Document Type

Article

Publication Date

2020

Abstract

In 2017, the Republican-controlled Congress was poised to make deep cuts to the nation’s two-largest anti-poverty programs: Medicaid and the Supplemental Nutrition Assistance Program (SNAP), commonly known as “food stamps.” Yet, despite having a unified, GOP-led federal government for the first time in over a decade, those efforts failed. Meanwhile, the Trump Administration and its allies in state government continue to pursue different strategies to roll back entitlements to medical and food assistance. As public interest lawyers challenge these agency actions in federal court , roughly five million Americans’ health insurance and food assistance hang in the balance.

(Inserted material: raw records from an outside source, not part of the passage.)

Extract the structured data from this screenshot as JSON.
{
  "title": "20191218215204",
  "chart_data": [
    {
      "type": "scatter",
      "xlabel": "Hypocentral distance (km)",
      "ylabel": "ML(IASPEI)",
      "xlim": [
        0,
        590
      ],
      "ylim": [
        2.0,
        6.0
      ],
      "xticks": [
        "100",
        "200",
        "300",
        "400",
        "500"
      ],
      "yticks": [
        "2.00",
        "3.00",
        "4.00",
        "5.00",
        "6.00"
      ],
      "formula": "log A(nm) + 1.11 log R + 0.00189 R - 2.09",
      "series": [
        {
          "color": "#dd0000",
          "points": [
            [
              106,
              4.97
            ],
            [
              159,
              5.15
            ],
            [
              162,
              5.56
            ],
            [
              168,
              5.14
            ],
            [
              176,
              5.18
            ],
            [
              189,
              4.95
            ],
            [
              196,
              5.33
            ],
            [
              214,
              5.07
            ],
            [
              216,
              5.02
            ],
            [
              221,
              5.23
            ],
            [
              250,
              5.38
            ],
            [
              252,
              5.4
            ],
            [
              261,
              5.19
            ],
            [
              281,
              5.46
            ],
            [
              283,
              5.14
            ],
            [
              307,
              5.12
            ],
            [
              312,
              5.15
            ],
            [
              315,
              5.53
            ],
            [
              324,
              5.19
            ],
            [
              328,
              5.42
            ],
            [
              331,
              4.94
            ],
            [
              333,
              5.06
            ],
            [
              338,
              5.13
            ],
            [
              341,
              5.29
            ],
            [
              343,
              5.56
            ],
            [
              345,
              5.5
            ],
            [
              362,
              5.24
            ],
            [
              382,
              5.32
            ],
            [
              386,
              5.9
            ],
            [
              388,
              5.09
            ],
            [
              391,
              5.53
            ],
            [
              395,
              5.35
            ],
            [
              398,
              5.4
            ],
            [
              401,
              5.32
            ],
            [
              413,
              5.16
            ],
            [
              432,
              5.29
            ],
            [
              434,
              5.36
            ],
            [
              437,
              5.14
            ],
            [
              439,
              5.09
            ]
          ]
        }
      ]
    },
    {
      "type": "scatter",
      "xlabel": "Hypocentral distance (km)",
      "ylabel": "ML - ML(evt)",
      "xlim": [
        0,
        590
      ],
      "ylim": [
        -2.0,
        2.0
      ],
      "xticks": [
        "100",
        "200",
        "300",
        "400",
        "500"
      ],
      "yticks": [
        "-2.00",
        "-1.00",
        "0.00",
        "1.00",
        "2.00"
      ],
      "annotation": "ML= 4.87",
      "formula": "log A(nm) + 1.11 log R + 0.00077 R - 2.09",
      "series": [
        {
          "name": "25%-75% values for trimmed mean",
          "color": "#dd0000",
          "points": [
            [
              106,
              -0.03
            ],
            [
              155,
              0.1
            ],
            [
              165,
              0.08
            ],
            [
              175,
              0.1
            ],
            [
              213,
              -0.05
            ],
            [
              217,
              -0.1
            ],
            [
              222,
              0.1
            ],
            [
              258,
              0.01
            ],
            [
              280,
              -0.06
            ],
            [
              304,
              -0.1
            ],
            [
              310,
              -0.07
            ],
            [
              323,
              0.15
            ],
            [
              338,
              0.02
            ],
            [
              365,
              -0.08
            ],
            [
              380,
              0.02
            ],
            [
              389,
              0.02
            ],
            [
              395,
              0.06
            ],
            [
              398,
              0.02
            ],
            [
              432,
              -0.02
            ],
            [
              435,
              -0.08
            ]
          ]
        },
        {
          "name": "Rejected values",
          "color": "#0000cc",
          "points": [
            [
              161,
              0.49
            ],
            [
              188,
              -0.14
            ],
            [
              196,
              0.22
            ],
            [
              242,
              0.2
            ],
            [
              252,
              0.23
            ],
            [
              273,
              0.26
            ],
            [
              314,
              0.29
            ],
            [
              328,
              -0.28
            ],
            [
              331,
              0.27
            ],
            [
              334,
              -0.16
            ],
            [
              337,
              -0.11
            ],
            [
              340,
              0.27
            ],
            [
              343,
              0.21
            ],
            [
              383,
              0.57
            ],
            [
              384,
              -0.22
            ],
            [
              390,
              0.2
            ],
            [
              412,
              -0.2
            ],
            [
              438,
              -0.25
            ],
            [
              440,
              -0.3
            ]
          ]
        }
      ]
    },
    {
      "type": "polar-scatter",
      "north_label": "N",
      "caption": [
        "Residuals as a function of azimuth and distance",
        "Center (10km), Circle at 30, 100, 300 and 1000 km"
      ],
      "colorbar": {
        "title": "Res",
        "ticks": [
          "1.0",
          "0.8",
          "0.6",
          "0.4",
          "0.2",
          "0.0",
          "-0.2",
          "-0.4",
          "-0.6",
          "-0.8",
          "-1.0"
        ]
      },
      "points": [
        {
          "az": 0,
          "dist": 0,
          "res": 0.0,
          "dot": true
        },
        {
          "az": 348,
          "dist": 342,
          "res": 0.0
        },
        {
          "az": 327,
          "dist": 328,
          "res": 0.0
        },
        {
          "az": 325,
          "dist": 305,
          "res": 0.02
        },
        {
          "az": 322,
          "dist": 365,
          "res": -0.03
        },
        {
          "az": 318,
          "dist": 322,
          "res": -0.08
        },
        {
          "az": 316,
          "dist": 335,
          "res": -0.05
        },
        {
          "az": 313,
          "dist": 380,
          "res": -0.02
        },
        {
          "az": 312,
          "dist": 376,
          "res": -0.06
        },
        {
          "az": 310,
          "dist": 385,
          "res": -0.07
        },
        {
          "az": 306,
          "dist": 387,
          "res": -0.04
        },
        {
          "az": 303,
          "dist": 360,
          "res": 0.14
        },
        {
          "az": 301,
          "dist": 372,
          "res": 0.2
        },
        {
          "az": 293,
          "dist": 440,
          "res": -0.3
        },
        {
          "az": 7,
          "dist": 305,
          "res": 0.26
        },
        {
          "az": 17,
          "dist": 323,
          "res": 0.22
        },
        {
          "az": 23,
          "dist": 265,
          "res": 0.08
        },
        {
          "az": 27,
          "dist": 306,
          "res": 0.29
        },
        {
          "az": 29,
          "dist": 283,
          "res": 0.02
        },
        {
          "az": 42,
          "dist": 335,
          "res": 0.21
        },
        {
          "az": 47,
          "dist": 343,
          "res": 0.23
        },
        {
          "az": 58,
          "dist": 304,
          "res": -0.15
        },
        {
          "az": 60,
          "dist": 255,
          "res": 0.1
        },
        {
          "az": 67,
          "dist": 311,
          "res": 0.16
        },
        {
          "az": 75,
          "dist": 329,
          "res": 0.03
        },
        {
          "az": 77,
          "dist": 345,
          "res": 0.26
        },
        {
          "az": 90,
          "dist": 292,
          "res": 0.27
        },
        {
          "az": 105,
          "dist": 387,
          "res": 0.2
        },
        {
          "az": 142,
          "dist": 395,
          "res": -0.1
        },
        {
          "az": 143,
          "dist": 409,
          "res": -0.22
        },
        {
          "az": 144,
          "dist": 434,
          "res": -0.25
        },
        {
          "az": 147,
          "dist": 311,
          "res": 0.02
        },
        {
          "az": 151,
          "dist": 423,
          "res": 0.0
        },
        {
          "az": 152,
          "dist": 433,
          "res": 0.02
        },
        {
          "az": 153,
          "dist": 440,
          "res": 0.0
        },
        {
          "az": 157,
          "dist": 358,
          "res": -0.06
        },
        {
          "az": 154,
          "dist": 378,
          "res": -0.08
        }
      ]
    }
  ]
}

This Article asks why Medicaid and SNAP have proven so resilient. The answer lies in the fiscal federalism that governs them and the federal litigation that reinforces them. Food and healthcare programs for poor Americans are shaped by several institutions: Congress, federal and state agencies, state legislatures, and courts. The federal government pays for 100% of SNAP benefits. States pay for up to half of the costs of administering the program, but SNAP’s substantive benefits are free to the states. For Medicaid, states contribute to the substantive benefits, but the federal government pays the lion’s share. As one would expect, when the substance of the benefit is free but the procedures surrounding the benefit are not, states are reluctant to impose procedural barriers for which the state must pay to prevent its residents from accessing benefits which cost the state nothing. As a result, the fiscal rules surrounding these programs engender an unholy, but not unstable alliance between public interest lawyers and state administrators—one that prevents the gutting of these benefit programs. When states do attempt to restrict access to these programs, public interest lawyers can rely on statutory provisions and administrative practice to contest these cuts in federal court. In unearthing this legal infrastructure, this Article offers a new account of welfare litigation, one that sharpens and updates Charles Reich’s theory of government benefits in The New Property. This Article also challenges the conventional wisdom that procedural protections undermine substantive rights. Finally, it disputes the widely held that litigation is a poor tool for protecting poor people’s rights. Rather, public interest litigation has played a key role in Medicaid and SNAP’s durability.